Casting and chemistry can, occasionally, trump concept. So NBC’s big-box-store development approach receives an unexpected (and slightly ironic) infusion of energy from “Superstore,” thanks largely to America Ferrera and Ben Feldman as its adorable, meant-for-each-other leads. While much of this is familiar – and even echoes that “People of Walmart” Web meme – the show comes closer to approximating the desired mix of sweetness and silliness than most of the network’s workplace series have since “The Office.” Receiving an early preview behind “The Voice,” “Superstore” returns in January with the also-OK “Telenovela,” offering a pretty good comedy hour, at reasonable prices.

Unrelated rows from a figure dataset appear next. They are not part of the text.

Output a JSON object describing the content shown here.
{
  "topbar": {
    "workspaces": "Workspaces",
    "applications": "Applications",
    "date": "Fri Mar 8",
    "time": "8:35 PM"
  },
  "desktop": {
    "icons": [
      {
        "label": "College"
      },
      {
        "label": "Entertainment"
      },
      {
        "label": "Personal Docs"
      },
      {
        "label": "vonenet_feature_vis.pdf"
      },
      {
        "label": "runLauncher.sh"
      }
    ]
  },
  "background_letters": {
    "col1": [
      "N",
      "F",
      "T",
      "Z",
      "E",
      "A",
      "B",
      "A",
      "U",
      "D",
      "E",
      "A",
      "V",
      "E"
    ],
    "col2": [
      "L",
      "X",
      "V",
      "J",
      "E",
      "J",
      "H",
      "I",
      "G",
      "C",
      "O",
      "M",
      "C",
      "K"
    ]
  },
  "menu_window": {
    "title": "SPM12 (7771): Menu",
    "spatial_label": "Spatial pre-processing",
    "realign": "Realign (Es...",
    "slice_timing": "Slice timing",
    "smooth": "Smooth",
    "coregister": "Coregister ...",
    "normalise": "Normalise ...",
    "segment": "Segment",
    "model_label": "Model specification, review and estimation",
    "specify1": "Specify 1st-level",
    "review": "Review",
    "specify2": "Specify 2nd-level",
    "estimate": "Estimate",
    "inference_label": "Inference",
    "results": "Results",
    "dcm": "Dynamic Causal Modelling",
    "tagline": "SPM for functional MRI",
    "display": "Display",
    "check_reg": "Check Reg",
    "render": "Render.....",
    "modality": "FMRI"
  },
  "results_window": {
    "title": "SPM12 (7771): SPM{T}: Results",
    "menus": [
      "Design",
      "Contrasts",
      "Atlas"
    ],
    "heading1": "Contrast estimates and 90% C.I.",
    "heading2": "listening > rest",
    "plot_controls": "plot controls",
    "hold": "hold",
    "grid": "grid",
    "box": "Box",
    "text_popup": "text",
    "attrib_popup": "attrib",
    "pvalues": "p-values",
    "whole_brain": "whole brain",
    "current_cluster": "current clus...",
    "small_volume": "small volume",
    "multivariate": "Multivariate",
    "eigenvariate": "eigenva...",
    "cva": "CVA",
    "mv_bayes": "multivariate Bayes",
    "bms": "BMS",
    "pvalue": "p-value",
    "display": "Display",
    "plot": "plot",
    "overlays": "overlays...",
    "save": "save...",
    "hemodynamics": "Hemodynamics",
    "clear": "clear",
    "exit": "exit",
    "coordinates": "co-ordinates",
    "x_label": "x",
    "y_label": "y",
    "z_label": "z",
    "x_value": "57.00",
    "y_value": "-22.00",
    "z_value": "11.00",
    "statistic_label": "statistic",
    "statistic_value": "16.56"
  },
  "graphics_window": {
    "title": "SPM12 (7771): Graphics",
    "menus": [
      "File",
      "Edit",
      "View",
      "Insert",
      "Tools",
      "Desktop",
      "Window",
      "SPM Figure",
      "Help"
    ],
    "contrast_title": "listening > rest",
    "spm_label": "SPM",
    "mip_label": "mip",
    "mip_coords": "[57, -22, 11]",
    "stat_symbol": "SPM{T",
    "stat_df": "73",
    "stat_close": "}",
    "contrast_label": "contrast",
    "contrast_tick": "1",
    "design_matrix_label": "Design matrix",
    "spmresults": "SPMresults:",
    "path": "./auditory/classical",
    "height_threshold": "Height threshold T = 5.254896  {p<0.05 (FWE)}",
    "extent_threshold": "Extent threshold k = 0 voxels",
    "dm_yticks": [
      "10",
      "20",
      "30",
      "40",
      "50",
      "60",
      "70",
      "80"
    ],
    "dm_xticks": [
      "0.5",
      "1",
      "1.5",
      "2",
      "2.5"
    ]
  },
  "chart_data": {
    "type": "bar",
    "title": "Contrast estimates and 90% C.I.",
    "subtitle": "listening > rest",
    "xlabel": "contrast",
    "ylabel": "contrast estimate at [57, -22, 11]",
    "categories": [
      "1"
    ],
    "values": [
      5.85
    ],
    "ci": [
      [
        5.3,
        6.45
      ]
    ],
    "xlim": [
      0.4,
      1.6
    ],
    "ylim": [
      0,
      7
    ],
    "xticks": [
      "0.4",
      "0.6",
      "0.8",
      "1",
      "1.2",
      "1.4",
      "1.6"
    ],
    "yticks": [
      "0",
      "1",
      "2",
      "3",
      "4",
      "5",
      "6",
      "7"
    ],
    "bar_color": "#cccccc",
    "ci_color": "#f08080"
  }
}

Despite a single-camera format, “Superstore” only once ventures beyond the parking lot of the fictional wholesaler, Cloud 9, during the four episodes previewed. The premiere introduces Jonah (“Mad Men’s” Feldman, last seen on NBC in the short-lived romantic comedy “A to Z”), who immediately antagonizes the level-headed Amy (Ferrera) by giving off an elitist vibe.
The episodes don’t divulge anything about his background, or much about hers. But even when they’re bickering (which is often), it’s obvious that he’s smitten, and that she’s more intrigued by him than she cares to let on.
Not surprisingly, everything else around them is played much, much more broadly, from the hyper-vigilant assistant manager Dina (Lauren Ash), who is convinced Jonah has the hots for her; to the clueless boss (Mark McKinney of “Kids in the Hall”), a Christian who seeks to inspire employees by playing the “Jurassic Park” theme and, in a later episode, awkwardly tries to demonstrate how cool he is with the idea of gay marriage. In another, the wheelchair-bound Garrett (Colton Dunn) spends the entire show trying to avoid a company photographer, knowing that a disabled African-American is irresistible fodder for the corporate magazine.
Created by “The Office” alum Justin Spitzer, “Superstore” is predictable in a lot of places. But then, the show will deliver a surprise, like a riff on “American Beauty,” or someone describing Jonah as being so cute that he’s like “a panda and a Disney princess had a baby” and, later, “like a villain on the CW.”
Admittedly, NBC’s recent comedies have generally done a whole lot of heavy lifting in terms of lowering expectations, and filling the breach between editions of “The Voice” isn’t the most promising of scheduling options. (The network slightly reduced the episode order, maintaining the decision was predicated on budgets and scheduling, not on a lack of faith.)
Whatever the commercial prospects, though, the “Superstore”-“Telenovela” combo not only strikes a blow for diversity by presenting two shows with Latina leads (Eva Longoria headlining the other), but actually delivers some laughs in the process. And even if they’re not actually quite as cute as a panda, for NBC, that’s still pretty, pretty good.